Mood disturbance

This is an important feature of the withdrawal syndrome. Mildly dependent individuals may feel 'a bit edgy'. Severely dependent individuals may present with clinically significant symptoms of anxiety and depression.

Relief or avoidance of withdrawal symptoms by further drinking

In the early stages of dependence individuals may find that they need a lunchtime drink to alleviate discomfort. As dependence progresses there emerges the need for an early morning drink to relieve the symptoms of alcohol withdrawal coming on after a night's abstinence. Later, individuals may wake in the middle of the night for a drink, and alcohol is often kept by the bed. If they have to go for 3 or 4 h without a drink during the day, they value the next drink for its relief effect.

Clues to the degree of dependence can be obtained by taking a detailed history of the first drink of the day. The person drinking from a bottle kept by the side of the bed before they get up is more dependent than the person who has breakfast and reads the paper first. The woman who pours whisky into her first cup of tea is more dependent than the librarian who slips out to the lavatory at midday to drink from a quarter bottle of vodka hidden in her handbag.

Subjective awareness of compulsion to drink

This describes an altered subjective experience of an inability to limit drinking to an acceptable level. Although the familiar term 'loss of control' has been used to denote this element, it is more likely that control has been 'impaired' rather than lost.

Another complex experience is that of 'craving', the subjective experience of which is greatly influenced by environment.
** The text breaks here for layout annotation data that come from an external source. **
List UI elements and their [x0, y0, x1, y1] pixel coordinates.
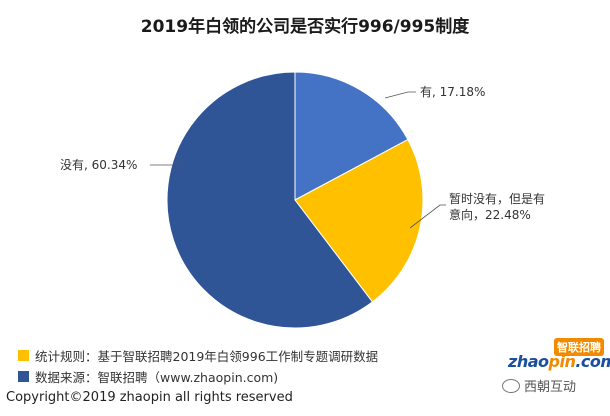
- logo-en-text: zhaopin.com: [508, 352, 610, 371]
- slice-label-intent-line2: 意向，22.48%: [449, 207, 531, 222]
- legend-swatch-yellow: [18, 350, 29, 361]
- zhaopin-logo: 智联招聘 zhaopin.com: [508, 338, 610, 371]
- legend-item-rule: 统计规则：基于智联招聘2019年白领996工作制专题调研数据: [18, 346, 378, 365]
- legend-item-source: 数据来源：智联招聘（www.zhaopin.com): [18, 367, 278, 386]
- watermark: 西朝互动: [502, 376, 576, 395]
- watermark-text: 西朝互动: [524, 380, 577, 395]
- slice-intent: [294, 138, 424, 303]
- slice-no: [166, 71, 374, 329]
- legend-swatch-blue: [18, 371, 29, 382]
- legend-text-rule: 统计规则：基于智联招聘2019年白领996工作制专题调研数据: [35, 349, 379, 364]
- logo-cn-text: 智联招聘: [554, 338, 604, 356]
- copyright-text: Copyright©2019 zhaopin all rights reserv…: [6, 390, 293, 405]
- slice-label-intent-line1: 暂时没有，但是有: [449, 191, 545, 206]
- slice-label-yes: 有, 17.18%: [420, 85, 485, 99]
- leader-line-intent: [409, 204, 446, 229]
- slice-label-no: 没有, 60.34%: [60, 157, 137, 172]
- legend-text-source: 数据来源：智联招聘（www.zhaopin.com): [35, 370, 279, 385]
- wechat-icon: [502, 378, 520, 393]
- slice-yes: [294, 71, 409, 201]
- chart-title: 2019年白领的公司是否实行996/995制度: [140, 17, 470, 37]
- leader-line-yes: [384, 91, 416, 99]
Individuals can experience craving of very different intensities on different occasions. Cues for craving include the experience of intoxication, the withdrawal syndrome, mood (anger, depression, elation), or situational cues (being in a pub (bar), passing an off-licence (liquor store)).

Here the key experience may best be described as a compulsion to drink. The desire for a further drink is seen as irrational, and is resisted, but despite this a further drink is taken.

Reinstatement after abstinence

Alcohol dependent individuals who begin to drink again after a period of abstinence invariably relapse back into the previous stage of the dependence syndrome. This process occurs over a variable time course, with moderately dependent individuals perhaps taking weeks or months and severely dependent individuals taking a couple of days.